The FDA independently reviewed an open-label, multicenter, noncomparative phase II study that randomly assigned 167 recurrent glioblastoma multiforme (GBM) patients to receive bevacizumab alone or bevacizumab in combination with irinotecan, although only efficacy data from the bevacizumab monotherapy arm (n = 85) were used to support drug approval. According to the FDA analysis of this study, tumor responses were observed in 26% of patients treated with bevacizumab alone, and the median duration of response in these patients was 4.2 months. On the basis of this externally controlled trial, the incidence of adverse events associated with bevacizumab did not appear to be significantly increased in GBM patients. The FDA independently assessed another single-arm, single-institution trial in which 56 recurrent glioblastoma patients were treated with bevacizumab alone. Responses were observed in 20% of patients, and the median duration of response was 3.9 months.
Currently, however, no data are available from prospective, randomized controlled trials demonstrating improvement in health outcomes, such as disease-related symptoms or increased survival with the use of bevacizumab to treat glioblastoma.
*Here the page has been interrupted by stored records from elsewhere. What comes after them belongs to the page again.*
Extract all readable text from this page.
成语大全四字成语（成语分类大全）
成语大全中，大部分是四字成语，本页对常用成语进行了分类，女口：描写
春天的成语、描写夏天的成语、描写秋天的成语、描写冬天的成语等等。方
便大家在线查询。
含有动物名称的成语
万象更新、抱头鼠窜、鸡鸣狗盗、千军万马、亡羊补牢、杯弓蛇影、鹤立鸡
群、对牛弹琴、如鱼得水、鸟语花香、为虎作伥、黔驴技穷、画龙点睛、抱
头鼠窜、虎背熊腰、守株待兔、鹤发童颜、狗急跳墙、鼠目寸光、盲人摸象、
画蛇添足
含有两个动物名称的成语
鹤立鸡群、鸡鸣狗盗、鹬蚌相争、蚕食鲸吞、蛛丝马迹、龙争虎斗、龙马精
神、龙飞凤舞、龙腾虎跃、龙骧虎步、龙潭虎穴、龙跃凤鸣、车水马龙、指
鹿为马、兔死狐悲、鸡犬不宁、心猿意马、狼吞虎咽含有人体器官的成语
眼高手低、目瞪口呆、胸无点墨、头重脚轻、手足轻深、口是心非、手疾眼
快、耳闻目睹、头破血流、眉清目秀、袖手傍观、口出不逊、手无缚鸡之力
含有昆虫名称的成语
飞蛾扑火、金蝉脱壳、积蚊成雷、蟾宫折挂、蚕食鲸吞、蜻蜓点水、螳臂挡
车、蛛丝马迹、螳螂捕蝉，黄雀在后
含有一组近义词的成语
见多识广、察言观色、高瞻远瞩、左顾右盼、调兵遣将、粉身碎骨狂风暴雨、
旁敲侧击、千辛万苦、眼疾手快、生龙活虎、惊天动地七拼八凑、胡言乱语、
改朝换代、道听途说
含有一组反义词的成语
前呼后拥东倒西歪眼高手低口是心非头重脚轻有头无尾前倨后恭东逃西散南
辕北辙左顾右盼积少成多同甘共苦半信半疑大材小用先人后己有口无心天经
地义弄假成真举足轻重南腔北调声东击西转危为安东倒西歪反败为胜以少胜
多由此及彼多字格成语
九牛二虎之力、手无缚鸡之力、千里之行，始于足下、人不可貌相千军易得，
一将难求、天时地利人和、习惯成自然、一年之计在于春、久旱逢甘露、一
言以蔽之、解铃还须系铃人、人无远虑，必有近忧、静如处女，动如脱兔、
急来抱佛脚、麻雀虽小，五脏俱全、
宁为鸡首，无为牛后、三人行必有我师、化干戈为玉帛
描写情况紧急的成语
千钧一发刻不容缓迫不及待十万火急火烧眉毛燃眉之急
On the basis of these data and FDA approval, bevacizumab monotherapy has become standard therapy for recurrent glioblastoma.
Systemic therapy (e.g., temozolomide, lomustine, or the combination of procarbazine, a nitrosourea, and vincristine in patients who have not previously received the drugs) has been used at the time of recurrence of primary malignant brain tumors. However, it has not been tested in controlled studies. Patient-selection factors likely play a strong role in determining outcomes, so the impact of therapy on survival is not clear.
Because there are no randomized trials, the role of repeat radiation after disease progression or the development of radiation-induced cancers is also ill defined. Interpretation is difficult because the literature is limited to small retrospective case series. The decision must be made carefully because of the risk of neurocognitive deficits and radiation necrosis.
Patients who have recurrent brain tumors are rarely curable and should be considered candidates for clinical trials when they have exhausted standard therapy. Information about ongoing clinical trials is available from the NCI Web site.